A novidade mais recente dentre esse grande conjunto de substâncias candidatas a vacina foi a aprovação, em 25 de junho, da vacina chinesa feita com adenovírus com base em dados de fase 2 ainda não publicados que teriam revelado forte resposta imune. Desenvolvida pela CanSino Biologics com o Instituto de Biologia da Academia de Ciências Médicas Militares, ela foi aprovada como medicamento especialmente necessário apenas para uso militar.

Uma das maiores preocupações dos especialistas é garantir que todas as fases de verificação da dessas vacinas sejam devidamente cumpridas, sem pular etapas. Mas, por causa da urgência, há vacinas sendo testadas simultaneamente em fases diferentes. É o caso do produto da empresa alemã BioNTech, que trabalha em colaboração com a Pfizer e com a chinesa Fosun Pharma em uma vacina que usa o RNA mensageiro para fabricar proteínas virais e gerar imunidade. Em maio, a vacina foi aplicada em voluntários na Alemanha e nos Estados Unidos. O mesmo ocorre com uma vacina do Imperial College London que também usa RNA para aumentar a produção de proteína viral que estimula o sistema imune. Os testes de fase 1 e 2 começaram em 15 de junho.

Atualmente, as vacinas mais adiantadas, em fase 3, são: University of Oxford em parceria com a AstraZeneca, em fase 3 no Brasil e na África do Sul; Murdoch Children’s Research Institute, na Austrália, que avalia o potencial da vacina Bacillus Calmette-Guerin para proteger parcialmente contra o coronavírus; Sinovac Biotech, que prepara um estudo de fase 3 na China e no Brasil e anunciou a construção de uma instalação para produzir até 100.000.000 doses por ano; Sinopharm em parceria com o Wuhan Institute of Biological Products Co., Ltd., que conduzirá estudos nos Emirados Árabes com uma vacina de vírus inativado.

Em fase 2 estão as vacinas da Moderna, que usa RNA encapsulado por uma nanopartícula de gordura; a ChAdOx1, da University of Oxford e AstraZeneca, que está em fase 2/3. A Instituto de Biologia Médica da Academia Chinesa de Ciências Médicas iniciou estudos com vacina de vírus inativado em junho.

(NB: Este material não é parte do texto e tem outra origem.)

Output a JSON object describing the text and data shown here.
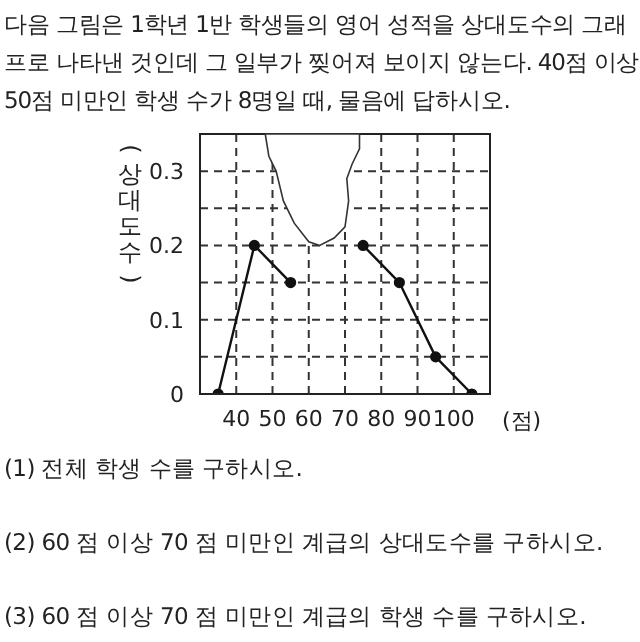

Em fase 1 estão a Inovio, que usa DNA e iniciará fase combinada 2/3 em julho ou agosto; Curevac (RNA), Genexine (DNA), Abogen e Walvax (RNA), Instituto de Pesquisa Gamaleya, na Rússia (dois adenovírus com gene de coronavírus); Novavax (fase 1 e 2, com fragmentos de coronavírus); Clover Biopharmaceutical (proteínas do coronavírus com adjuvante); e Anhui Zhifei Longcom, que está testando vacina com proteínas virais e adjuvante.